However, the algorithms Westover created did not run efficiently on the hardware at the time. So, the computer graphics industry turned to other techniques based on point clouds, voxels and meshes to represent a 3D scene.
An important aspect of all this lies in finding better ways to capture a 3D representation of the world. Researchers began exploring photogrammetry techniques that could interpolate 3D models from overlapping images. But this was computationally expensive and slow to render. Further research in 2006 discovered ways to add details through a process called structure from motion (SfM) that filled in the gaps by generating new intermediate views. However, the resulting models could hallucinate details that did not exist in the original scene.
In 2020, researchers developed NeRFs that could fill in these gaps to generate high-quality images from any angle that could be packed into much smaller files. These use neural networks to create a model of the radiance of light one might view from various angles. However, they were slow to train and only let users navigate these virtual worlds at approximately eight frames per second (FPS). This created considerable interest among researchers and vendors to help address these gaps.
In August 2023, a team of French and German researchers built on some of the core innovations in NeRFs but changed how they store data using Gaussian splatting. They also trained the model using gradient descent. They published their results at SIGGRAPH 2023 in a paper titled "3D Gaussian Splatting for Real-Time Radiance Field Rendering." Their new approach reduced the need to compute for empty spaces, introduced a technique to optimize the creation of Gaussians, and included a new algorithm that is faster to train and render.
However, the approach was also memory-intensive, generated larger file sizes and, like NeRFs, could only render static scenes of a single moment in time. Since then, other researchers have found a way to reduce file sizes, render moving content and improve performance.
How does Gaussian splatting work?
Gaussian splatting starts by taking images or videos of a scene from different angles. SfM techniques then fill in the blanks to estimate a 3D point cloud that models what the scene would look like from all directions. Next, the algorithm converts each point into overlapping Gaussian splats that look like blurry clouds. However, these initial Gaussians only represent position and color.
A follow-on training process cycles through thousands of iterations of calculation using gradient descent to fill in additional details about how the point might be stretched or scaled (covariance) and its transparency. This process creates a file that contains millions of particles representing position, color, covariance and transparency.
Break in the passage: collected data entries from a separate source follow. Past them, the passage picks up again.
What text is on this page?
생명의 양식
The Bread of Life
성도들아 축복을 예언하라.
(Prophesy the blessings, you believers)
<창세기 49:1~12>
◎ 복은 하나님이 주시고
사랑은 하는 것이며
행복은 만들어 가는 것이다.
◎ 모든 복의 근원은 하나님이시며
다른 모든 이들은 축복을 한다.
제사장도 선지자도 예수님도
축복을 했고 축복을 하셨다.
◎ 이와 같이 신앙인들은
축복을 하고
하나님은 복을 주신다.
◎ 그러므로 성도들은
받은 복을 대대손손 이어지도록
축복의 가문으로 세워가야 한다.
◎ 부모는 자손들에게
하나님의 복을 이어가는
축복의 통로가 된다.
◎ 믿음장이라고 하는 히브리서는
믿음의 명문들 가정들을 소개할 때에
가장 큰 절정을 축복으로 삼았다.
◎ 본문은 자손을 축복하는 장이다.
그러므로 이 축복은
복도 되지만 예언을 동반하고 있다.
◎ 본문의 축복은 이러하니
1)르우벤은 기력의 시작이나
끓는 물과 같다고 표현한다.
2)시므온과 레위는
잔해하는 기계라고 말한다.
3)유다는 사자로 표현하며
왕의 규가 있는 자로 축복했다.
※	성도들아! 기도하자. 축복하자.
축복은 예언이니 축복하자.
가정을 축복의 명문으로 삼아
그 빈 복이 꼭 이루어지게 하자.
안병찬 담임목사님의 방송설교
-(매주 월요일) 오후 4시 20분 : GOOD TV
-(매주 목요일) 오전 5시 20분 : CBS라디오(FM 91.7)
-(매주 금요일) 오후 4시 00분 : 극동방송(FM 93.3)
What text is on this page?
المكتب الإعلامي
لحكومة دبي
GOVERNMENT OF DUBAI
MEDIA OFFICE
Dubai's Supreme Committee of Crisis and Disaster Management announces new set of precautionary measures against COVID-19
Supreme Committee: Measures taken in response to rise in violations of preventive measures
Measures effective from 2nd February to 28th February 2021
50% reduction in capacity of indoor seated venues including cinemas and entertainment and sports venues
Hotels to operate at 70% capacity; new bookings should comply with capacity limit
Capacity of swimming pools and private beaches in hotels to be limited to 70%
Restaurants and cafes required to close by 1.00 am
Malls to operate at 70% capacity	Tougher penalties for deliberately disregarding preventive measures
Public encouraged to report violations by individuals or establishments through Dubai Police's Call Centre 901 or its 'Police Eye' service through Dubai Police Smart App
At rendering time, a process called Gaussian rasterization transforms each Gaussian particle into the appropriate red, blue and green colored pixels that make up each view. This is related to the rasterization process used to transform raw 3D data in other techniques but using different algorithms. For example, the most common rasterization method is to represent the world using triangles -- colored in with textures -- that are collected and arranged in a mesh. The mesh then takes on the texture of the complete collection of triangles. However, Gaussian splatting replaces the precisely defined triangles with Gaussian blurs that also capture the texture directly.
Why is Gaussian splatting so important?
Gaussian splatting promises to streamline the process of capturing reality more efficiently, which is one of the thorniest challenges in building the industrial metaverse. One common example of this problem is Google Street View requiring viewers to hop 15 feet for a new view. Once Gaussian splatting is integrated into metaverse and spatial computing engines, users will be able to navigate any 3D-captured space smoothly as if they were playing a modern computer game.
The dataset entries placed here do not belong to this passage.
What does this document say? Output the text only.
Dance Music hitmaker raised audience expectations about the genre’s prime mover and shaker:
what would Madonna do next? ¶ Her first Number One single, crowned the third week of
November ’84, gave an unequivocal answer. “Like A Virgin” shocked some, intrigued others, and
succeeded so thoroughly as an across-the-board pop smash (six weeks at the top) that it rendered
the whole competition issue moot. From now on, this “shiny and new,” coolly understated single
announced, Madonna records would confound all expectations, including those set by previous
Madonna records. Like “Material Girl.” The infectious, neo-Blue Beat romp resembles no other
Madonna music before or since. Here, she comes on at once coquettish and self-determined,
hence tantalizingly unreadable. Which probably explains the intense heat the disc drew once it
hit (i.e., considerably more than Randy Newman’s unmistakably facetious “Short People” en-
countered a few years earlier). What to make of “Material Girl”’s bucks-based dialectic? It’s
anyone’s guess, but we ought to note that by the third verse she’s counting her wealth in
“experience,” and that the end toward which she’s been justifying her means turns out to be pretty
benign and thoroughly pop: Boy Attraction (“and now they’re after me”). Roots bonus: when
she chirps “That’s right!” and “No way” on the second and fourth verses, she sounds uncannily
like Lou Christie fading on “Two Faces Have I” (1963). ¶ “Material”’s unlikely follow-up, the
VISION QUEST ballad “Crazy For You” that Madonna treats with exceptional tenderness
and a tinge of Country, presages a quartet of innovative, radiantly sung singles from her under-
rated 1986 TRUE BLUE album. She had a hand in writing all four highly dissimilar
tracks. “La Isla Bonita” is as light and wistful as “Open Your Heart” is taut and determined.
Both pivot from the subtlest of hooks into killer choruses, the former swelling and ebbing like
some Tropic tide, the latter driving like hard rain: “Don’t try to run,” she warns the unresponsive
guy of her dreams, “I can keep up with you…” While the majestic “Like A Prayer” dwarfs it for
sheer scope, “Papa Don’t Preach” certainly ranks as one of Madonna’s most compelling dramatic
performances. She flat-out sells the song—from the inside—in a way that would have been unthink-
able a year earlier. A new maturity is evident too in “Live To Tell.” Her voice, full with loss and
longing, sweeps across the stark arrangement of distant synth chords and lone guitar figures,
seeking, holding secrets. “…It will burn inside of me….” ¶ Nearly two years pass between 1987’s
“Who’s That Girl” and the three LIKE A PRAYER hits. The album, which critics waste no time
Researchers and vendors have traditionally used two techniques to capture 3D worlds: photogrammetry and lidar. With photogrammetry, the algorithms are relatively slow to train, result in large file sizes and are difficult to render for new views. They also struggle with fine details, transparent materials and reflections. Lidar can capture extremely high-fidelity models of the world into point cloud files down to the millimeter level but without any color information. Gaussian splatting promises to capture high-quality, fine-grained details along with their reflective and transparent properties.
Gaussian splatting will help enable enterprises to capture and update 3D models on an ongoing basis to track processes, understand change and facilitate new user experiences. The first use cases focus on improving user experiences. These techniques will eventually be integrated into various AI and machine learning workflows to continuously update digital twins of buildings, factories, physical infrastructure and human processes. Gaussian splatting could also improve world-scale digital twins that combine satellite imagery to enhance vegetation management, quantify natural disasters and facilitate planning.
Some of these workflows might raise new privacy concerns that must be considered. For example, it might be possible to model how people perform a physical process or provide ergonomic feedback. Still, caution will be required if users don't feel comfortable with how 3D surveillance is implemented, and in some cases, new regulatory risks could arise.
Here are some of the various ways enterprises could use Gaussian splatting:
- Automate insurance damage assessments of cars and buildings.
- Streamline progress monitoring in construction and mining.
- Quantify stockpiles of materials as part of enterprise resource planning management processes.
- Enable consumers to view highly realistic models of products in their living rooms.
- Improve virtual clothes try-ons on a realistic representation of consumer avatars.
- Automate road quality assessments to prioritize repairs.
- Support continuously updated city models using consumer-grade dashcams.
What is the difference between NeRF and Gaussian splatting?
Gaussian splatting builds on prior work on NeRF and uses many of the same elements, such as radiance fields and SfM techniques. But there are also some important differences in terms of the training process and their technical characteristics.
NeRF uses neural networks to store the files as neural weights that capture a radiance field using voxels, hashes, grids or points. Gaussian splatting stores files as a collection of Gaussian points trained using gradient descent. Although gradient descent is a machine learning technique often used to train neural networks, the first Gaussian splatting used gradient descent on its own to represent the data using Gaussian splatting rather than weights in a neural network. Other researchers have since used other machine learning techniques, including neural nets, to compress the data.
Second, NeRF uses ray tracing to generate images. Gaussian splatting uses a Gaussian rasterizer that applies a new rasterizing approach to generate pixels that consider the position, how it is stretched or scaled, color and transparency.
There are also numerous technical differences. The training time for Gaussian splatting is approximately 50 times faster than NeRFs for the same or better quality. They can also render images at more than 135 FPS compared to .1 FPS for the highest quality NeRFs and 8 FPS for lower quality but faster NeRFs.
But NeRFs do better when it comes to storage and memory. Early Gaussian splatting files were 50 to 100 times larger and also required more than 24 gigabytes of video random access memory (VRAM) compared to a few gigabytes for NeRFs. VRAM is a special kind of RAM directly connected to a graphics processing unit that is separate from regular RAM, and these levels are only available on the highest specification graphics cards. As a result, many Gaussian splats are trained in the cloud. It is possible to reduce this burden, such as running the training process using a computer's central processing unit with access to larger RAM, but this is much slower.
Researchers are also finding ways to mitigate the various limitations of Gaussian splatting. For example, one team recently found a way to use a separate neural network processing step to shrink Gaussian splats to one-tenth their size. Gaussian splatting is a very active area of research, with more than 80 scientific papers posted within five months. Other techniques will likely be discovered to improve their performance further in the near future.